Lowering PoE2's potential CPU usage, like capping it with BES, removing available cores, removing async, using Vulkan, etc, would help as the CPU has more overhead to work on getting resources available during load to avoid the freeze, but it won't fix it completely.

Just a guess though - I'd love to know what exactly is causing it, just out of curiosity :)


Stop engaging with the dude, he haunts a thread when he has no problems which seems to indicate he's only here to troll or is desperate for anybody to listen to him. He's been speculating non-stop about an issue he has zero insight into and basically just gestures wildly at an isolated problem between 24h2 and some ubi games (now fixed) and concludes that MUST be what's happening here. It's all worthless and unhelpful and whenever anybody dares to contradict him he flies into a tantrum.

His only repeating point seems to be his favorite precious developers can do no wrong and he's here to correct anyone who might think otherwise, in spite of all evidence to the contrary. I've been watching the thread for days just to look for fixes and it's so obnoxious how much space he wastes on his faux IT performance.


Bro just got absolutely shat on lmao. If this doesn't shut him up, idk what will.
"


I should rephrase. I find purpose for the --noasync, because maybe there's something during loading calling something else that is not ready and maybe that causes an infinite CPU loop or something. I don't know.

What I don't find purpose for is the --waitforpreload command. We know the issue is in the loading screen because something is happening. Most people don't have issues once the game is actually playing.

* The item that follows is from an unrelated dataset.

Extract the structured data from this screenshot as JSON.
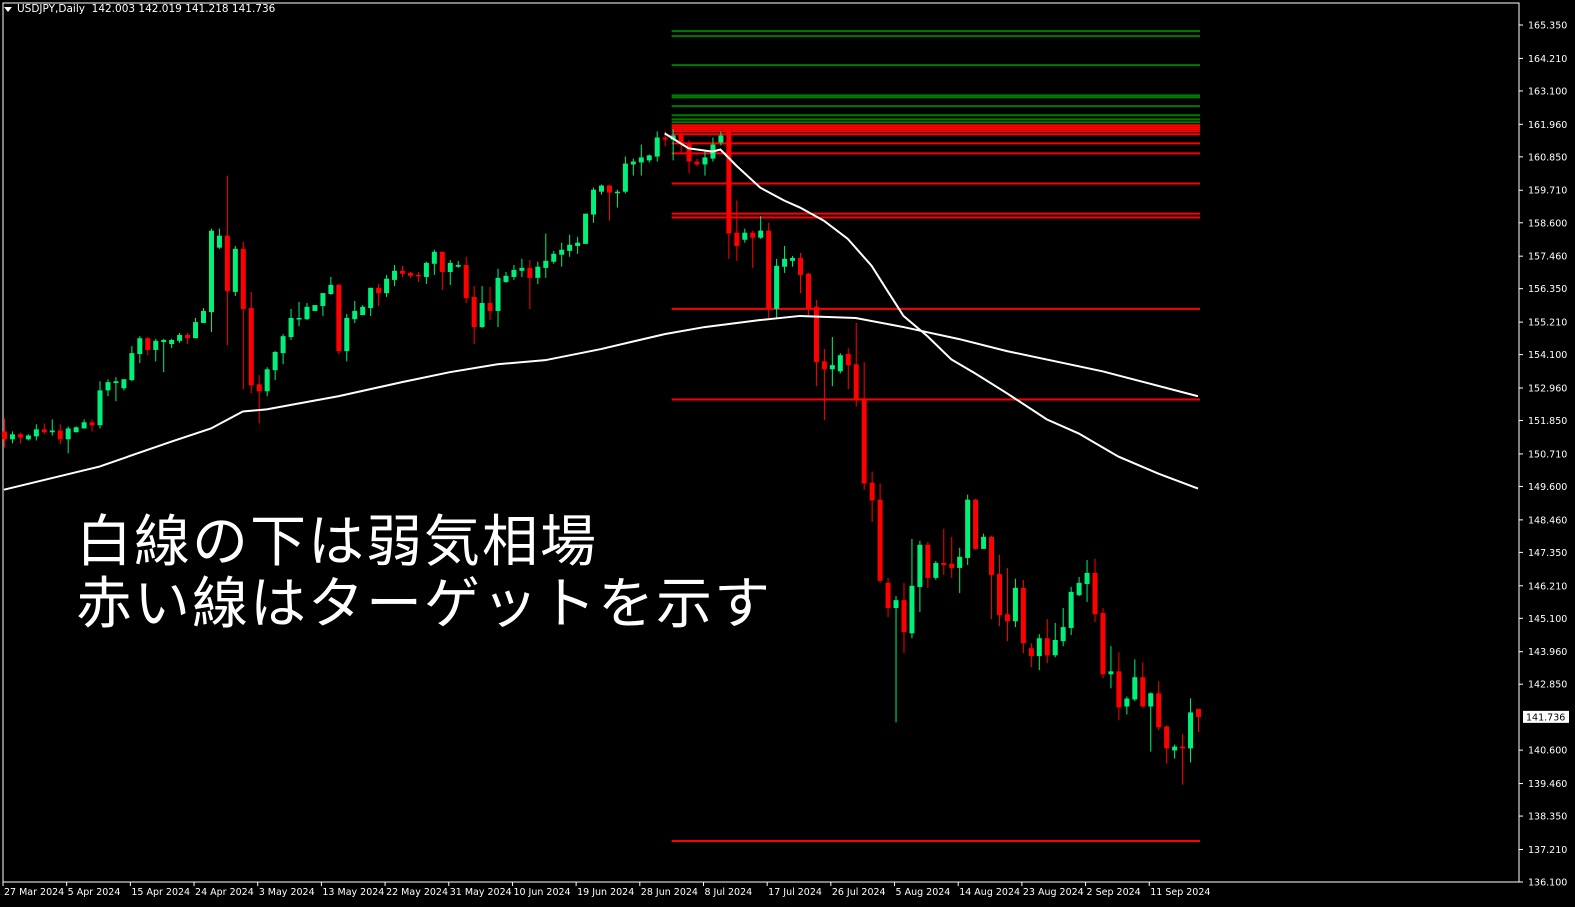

How is adding even more stuff, aka shader compilation or whatever, going to solve or reduce those issues? You're just adding more stuff that can potentially fail.


Now I see your point. The explanation is that:

If the problem is not the amount of stuff being loaded but rather how that stuff is being loaded by PoE2 this should solve the problem.

So if PoE2's async loading code is iffy then that is what causes these crashes. If so, then this method bypasses that and "fixes" or rather "sidesteps" the problem.